Horoz ağrılar içinde uyandı. Kısık bir sesle:
-Hastayım galiba arı kardeş.
Arı:
-Galiba değil, hastasın. Sesin bile kısılmış. Haydi dışarı çıkalım, veterinere gidelim.
Hasta Horoz:
-Dışarı çıkacak halım yok ki. Bırak beni uyuyayım.
Arı:
-Uyuyarak iyileşilmez ki. Muayene olmak, ilaç kullanmak gerekir.
Hasta Horoz kanatlarıyla duvara tutuna tutuna güçlükle dışarı çıktı. Hasta Horozu bu durumda gören arkadaşları çok üzüldüler.
Hasta Horoz kümesten çıkana kadar veterineri çağırmışlardı bile.
Veteriner:
-Seni çok bitkin görüyorum horoz. Neden kendine dikkat etmedin?
Hasta Horoz
-Sorma veteriner, her tarafım ağrıyor. Yutkunmakta güçlük çekiyorum.
Veteriner:
-Merak etme şimdi seni muayene eder, gerekli ilaçları veririm. Birkaç güne iyileşirsin.
Koyun:
-Geçmiş olsun horoz kardeş. Çok geçmiş olsun.

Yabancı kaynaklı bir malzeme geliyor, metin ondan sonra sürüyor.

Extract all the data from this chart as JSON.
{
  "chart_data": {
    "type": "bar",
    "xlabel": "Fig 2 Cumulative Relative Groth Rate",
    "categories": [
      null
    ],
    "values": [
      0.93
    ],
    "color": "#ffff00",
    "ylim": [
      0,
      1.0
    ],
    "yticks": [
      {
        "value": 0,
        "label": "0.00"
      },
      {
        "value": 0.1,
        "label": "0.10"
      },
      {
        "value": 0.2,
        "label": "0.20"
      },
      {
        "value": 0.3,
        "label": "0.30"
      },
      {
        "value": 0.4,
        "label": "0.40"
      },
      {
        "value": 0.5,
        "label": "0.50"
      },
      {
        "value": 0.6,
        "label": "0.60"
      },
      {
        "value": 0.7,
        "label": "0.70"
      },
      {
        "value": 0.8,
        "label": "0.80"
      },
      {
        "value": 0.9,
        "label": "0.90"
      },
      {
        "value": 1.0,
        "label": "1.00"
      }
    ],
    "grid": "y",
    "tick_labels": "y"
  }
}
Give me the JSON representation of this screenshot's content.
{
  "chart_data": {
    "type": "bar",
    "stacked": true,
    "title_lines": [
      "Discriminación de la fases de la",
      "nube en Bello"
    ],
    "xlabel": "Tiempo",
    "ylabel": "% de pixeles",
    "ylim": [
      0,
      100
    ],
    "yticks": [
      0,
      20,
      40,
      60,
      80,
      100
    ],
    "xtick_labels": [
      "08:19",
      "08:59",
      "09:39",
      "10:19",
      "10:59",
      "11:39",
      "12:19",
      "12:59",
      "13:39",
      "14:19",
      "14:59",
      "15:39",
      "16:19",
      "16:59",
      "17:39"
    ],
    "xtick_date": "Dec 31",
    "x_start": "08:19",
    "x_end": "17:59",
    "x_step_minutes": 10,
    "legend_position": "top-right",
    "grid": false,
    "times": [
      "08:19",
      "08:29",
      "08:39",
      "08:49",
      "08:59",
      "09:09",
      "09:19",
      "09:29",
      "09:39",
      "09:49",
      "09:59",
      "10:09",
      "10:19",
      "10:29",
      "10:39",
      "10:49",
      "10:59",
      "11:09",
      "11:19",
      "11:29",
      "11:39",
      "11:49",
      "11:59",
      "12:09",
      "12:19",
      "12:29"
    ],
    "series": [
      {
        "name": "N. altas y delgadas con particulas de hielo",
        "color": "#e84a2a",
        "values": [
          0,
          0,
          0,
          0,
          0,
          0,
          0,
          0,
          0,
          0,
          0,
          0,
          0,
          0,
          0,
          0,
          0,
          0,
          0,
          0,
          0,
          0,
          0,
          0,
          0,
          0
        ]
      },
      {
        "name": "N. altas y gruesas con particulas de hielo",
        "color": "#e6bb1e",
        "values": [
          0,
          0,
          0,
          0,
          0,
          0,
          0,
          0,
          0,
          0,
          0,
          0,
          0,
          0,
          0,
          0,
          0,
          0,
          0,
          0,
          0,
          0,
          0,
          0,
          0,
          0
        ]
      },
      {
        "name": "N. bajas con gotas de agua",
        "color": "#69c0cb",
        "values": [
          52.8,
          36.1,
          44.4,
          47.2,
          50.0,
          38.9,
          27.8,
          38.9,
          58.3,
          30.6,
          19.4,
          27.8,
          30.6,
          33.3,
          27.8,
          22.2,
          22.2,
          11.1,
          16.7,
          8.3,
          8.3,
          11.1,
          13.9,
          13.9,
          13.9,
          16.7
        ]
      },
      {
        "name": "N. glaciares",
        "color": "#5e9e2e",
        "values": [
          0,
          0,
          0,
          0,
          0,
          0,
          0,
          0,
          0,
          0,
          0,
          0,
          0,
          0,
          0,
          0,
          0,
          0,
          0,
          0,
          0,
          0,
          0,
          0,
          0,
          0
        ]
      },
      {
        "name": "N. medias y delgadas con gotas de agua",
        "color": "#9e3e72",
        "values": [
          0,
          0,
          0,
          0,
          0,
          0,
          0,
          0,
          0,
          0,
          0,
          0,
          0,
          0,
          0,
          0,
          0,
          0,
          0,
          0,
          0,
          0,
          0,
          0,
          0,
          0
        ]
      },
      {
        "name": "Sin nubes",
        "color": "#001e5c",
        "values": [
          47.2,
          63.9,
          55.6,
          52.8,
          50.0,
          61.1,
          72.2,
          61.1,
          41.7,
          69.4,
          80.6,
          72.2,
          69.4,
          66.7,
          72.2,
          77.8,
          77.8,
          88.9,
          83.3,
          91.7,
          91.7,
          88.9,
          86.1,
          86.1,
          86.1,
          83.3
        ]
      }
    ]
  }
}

Hasta Horoz kısık bir sesle:
-Kusura bakmayın arkadaşlar sizi bu sabah uyandıramadım.
Köpek:
-Olur öyle şeyler arkadaşım. Üzülme. Yeter ki sen iyileş. Daha çok uyandırırsın bizi. Geçmiş olsun, meraklar içinde bıraktın bizi. Seni gördüğümüze bile çok sevindik.
Veteriner:
-Daha fazla konuşturmayın hata horozu. İlaçlarını içip dinlenmeye ihtiyacı var.
Arı:
-Horoz neden hastalanmış olabilir veteriner bey?
Veteriner:
-İçtiği su ya da besin yoluyla hastalanmış olabilir.
Eşek:
-İyi temizlenmemiş besinlerden mi yemiş yoksa?
Veteriner:
-Bilemiyorum ama hastalığı ciddi. Vereceğim ilaçları düzenli olarak içmesi gerekir.
İnek:
-Hastalıklardan korunmak için vücut ve çevre temizliğimize özen göstermeliyiz.
Koyun:
-Hastalıklara karşı vücudumuzun direncini artırmak için aşı olmalıyız.
Arı:
-Temiz havalı yerlerde dolaşmalıyız.
Köpek:
-Yiyecek ayrımı yapmamalıyız.
Eşek:
-Evet, sağlıklı olmanın en önemli koşulu dengeli beslenmektir.
Hasta Horoz:
-Doğru söylüyorsunuz arkadaşlar. Bundan sonra daha dikkatli olacağım.
Veteriner:
-Arkadaşlarının önerilerini dikkate alman beni çok mutlu etti. İlaçlarını da düzenli kullanırsan çiftlikteki bütün hayvanları mutlu edersin. Şimdi ilaçlarını iç kümesine gir dinlen. (Hayvanlara dönerek) Şimdi buradan gidelim. Hasta Horozu konuşturarak daha fazla yormayalım. İyi dinlenirse daha çabuk iyileşir.
Hasta Horoz veterinerin verdiği ilaçları içti, dinlendi ve iyileşti. Sabah erkenden öterek herkesi uyandırmaya devam etti. Arkadaşlarının önerilerine dikkat etti ve bir daha da hastalanmadı.